Изменить размер шрифта - +
Не хватает только той, кто мог бы Вас заменить в отношении всей нашей семьи. Не найдется такой прекрасной любящей души. Нет, у Вас преемницы не будет. Три новых лица будут являться время от времени на сцену – это братья и, главное, один из них – Николенька, который будет часто с нами. Старый холостяк, лысый, в отставке, по-прежнему добрый и благородный.

Я воображаю, как он будет, как в старину, рассказывать детям своего сочинения сказки. Как дети будут целовать у него сальные руки (но которые стоят того), как он будет с ними играть, как жена моя будет хлопотать, чтобы сделать ему любимое кушанье, как мы с ним будем перебирать общие воспоминания об давно прошедшем времени, как Вы будете сидеть на своем обыкновенном месте и с удовольствием слушать нас, как Вы нас, старых, будете называть по-прежнему „Левочка, Николенька“ и будете бранить меня за то, что я руками ем, а его за то, что у него руки не чисты… Все это, может быть, сбудется, а какая чудесная вещь надежда. Опять я плачу. Почему это я плачу, когда думаю о Вас? Это слезы счастья, я счастлив тем, что умею Вас любить».
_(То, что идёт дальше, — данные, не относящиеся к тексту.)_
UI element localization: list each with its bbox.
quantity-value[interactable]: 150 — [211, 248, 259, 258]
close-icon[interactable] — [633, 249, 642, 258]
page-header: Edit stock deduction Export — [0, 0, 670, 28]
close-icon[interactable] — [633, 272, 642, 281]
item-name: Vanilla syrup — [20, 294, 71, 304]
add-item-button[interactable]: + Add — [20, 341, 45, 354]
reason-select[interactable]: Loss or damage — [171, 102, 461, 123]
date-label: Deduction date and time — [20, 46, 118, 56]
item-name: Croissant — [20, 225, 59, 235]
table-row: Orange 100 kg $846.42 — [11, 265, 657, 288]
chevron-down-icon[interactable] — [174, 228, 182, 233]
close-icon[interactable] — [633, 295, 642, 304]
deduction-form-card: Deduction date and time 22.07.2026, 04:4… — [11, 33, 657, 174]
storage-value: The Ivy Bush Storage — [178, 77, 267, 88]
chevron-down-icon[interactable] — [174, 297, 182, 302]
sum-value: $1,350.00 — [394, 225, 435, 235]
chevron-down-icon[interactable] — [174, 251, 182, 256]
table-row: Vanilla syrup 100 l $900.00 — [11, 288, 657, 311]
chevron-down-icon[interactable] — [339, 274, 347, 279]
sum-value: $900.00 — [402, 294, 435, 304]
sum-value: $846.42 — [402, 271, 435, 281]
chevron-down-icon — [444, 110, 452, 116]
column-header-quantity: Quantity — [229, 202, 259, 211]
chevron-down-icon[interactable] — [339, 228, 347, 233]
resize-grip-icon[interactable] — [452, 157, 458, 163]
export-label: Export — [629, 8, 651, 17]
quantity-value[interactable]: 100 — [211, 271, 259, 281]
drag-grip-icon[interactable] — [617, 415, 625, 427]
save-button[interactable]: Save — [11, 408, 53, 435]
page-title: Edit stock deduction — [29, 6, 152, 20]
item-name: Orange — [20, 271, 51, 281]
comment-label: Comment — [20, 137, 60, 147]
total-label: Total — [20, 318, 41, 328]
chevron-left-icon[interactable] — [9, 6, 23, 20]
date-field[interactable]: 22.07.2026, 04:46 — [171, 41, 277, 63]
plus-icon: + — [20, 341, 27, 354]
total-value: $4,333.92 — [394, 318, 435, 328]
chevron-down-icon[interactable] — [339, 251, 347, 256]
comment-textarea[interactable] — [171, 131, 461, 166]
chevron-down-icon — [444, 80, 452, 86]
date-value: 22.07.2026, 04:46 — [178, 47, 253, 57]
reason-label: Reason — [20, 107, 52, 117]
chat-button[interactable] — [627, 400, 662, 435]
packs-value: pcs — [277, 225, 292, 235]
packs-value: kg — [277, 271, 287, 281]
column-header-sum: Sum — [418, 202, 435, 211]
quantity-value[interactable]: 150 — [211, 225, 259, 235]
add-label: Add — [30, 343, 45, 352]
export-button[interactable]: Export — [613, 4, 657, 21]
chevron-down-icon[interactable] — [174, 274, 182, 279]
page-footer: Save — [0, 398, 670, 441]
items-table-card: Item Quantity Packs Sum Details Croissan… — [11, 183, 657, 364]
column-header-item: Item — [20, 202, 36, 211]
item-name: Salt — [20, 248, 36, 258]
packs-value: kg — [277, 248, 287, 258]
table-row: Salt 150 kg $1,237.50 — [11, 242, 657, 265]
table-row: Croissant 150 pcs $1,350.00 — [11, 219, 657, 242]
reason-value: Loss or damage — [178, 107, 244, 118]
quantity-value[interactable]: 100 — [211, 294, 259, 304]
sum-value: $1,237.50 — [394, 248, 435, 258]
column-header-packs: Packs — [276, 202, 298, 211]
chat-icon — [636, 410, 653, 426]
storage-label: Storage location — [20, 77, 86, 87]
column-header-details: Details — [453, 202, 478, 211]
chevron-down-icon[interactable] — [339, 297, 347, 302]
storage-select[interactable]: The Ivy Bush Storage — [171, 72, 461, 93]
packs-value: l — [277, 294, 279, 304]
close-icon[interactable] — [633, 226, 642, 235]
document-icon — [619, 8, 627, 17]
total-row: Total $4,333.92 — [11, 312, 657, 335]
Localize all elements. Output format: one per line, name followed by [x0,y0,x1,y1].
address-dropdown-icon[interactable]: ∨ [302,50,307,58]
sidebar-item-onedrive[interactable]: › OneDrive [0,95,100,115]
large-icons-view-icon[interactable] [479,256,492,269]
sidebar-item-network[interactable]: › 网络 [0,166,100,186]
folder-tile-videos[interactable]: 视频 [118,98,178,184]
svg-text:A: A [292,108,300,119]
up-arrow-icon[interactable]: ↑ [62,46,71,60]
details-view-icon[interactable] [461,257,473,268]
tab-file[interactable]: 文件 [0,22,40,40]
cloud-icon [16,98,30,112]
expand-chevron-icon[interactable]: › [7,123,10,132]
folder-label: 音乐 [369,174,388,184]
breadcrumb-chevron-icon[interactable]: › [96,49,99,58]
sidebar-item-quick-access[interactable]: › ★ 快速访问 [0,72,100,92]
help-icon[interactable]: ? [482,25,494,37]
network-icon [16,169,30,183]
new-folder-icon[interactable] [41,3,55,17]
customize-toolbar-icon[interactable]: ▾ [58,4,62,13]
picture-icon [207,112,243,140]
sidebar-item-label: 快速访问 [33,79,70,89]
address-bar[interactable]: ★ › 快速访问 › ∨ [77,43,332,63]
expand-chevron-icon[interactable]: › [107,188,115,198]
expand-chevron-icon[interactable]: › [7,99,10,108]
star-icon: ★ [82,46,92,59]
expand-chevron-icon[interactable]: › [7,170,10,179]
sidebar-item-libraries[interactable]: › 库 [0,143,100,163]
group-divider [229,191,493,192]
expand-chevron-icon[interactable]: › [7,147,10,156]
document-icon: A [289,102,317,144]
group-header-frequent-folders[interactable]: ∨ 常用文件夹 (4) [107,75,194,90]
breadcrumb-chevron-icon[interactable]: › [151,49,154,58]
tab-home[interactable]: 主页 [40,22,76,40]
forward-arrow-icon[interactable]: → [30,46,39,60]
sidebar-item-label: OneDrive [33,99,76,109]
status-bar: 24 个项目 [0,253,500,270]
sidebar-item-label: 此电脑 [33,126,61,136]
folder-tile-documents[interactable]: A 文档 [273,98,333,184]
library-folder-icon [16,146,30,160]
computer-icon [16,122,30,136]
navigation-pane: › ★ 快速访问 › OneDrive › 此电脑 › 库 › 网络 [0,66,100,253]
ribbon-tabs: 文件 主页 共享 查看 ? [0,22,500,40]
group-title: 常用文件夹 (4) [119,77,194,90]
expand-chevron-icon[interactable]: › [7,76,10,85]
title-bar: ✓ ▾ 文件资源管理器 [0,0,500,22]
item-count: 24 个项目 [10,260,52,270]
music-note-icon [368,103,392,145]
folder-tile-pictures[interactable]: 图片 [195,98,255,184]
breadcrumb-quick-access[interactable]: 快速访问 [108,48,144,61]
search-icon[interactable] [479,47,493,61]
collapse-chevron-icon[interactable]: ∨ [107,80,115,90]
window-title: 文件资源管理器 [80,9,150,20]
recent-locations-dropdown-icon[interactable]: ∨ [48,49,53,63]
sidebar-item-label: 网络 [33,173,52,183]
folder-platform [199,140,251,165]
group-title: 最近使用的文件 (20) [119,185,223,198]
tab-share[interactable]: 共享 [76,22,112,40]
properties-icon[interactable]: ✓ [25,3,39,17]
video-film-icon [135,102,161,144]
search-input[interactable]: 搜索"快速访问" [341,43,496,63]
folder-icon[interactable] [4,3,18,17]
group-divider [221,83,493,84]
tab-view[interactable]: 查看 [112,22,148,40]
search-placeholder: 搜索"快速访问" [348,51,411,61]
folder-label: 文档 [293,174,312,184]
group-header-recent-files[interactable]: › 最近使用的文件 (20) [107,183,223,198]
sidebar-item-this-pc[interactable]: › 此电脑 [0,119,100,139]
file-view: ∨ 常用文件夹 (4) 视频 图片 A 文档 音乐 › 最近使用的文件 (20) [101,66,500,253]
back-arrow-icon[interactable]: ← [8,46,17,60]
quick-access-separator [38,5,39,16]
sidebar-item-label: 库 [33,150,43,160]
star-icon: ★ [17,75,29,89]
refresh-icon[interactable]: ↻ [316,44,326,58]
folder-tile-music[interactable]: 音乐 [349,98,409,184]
В пишущем эти строки на почтовой станции в Моздоке со слезами на глазах и сердцем, разрывающимся от нежности, живы и маленький мальчик, наказанный Проспером Сен-Тома и воображающий, сидя в темном чулане, себе в утешение героическое будущее, и чистый казанский студент, слишком застенчивый, чтобы говорить о женщинах, и придумывающий невероятные истории любви к Ней, идеальной женщине, и гуляка-москвич, который отправляется на Кавказ с мыслью сражаться с горцами, соблазнить прекрасную черкешенку и научить ее читать по-французски «Собор Парижской Богоматери». Всегда это безудержное воображение, прихотливое движение мысли, желание приукрасить будущее, чтобы отделаться от грустного настоящего. Воскрешение воспоминаний детства сделало его еще более чувствительным, чем тщательнее восстанавливал он картины минувшего и образы дорогих людей, тем больше хотел увидеть их вновь.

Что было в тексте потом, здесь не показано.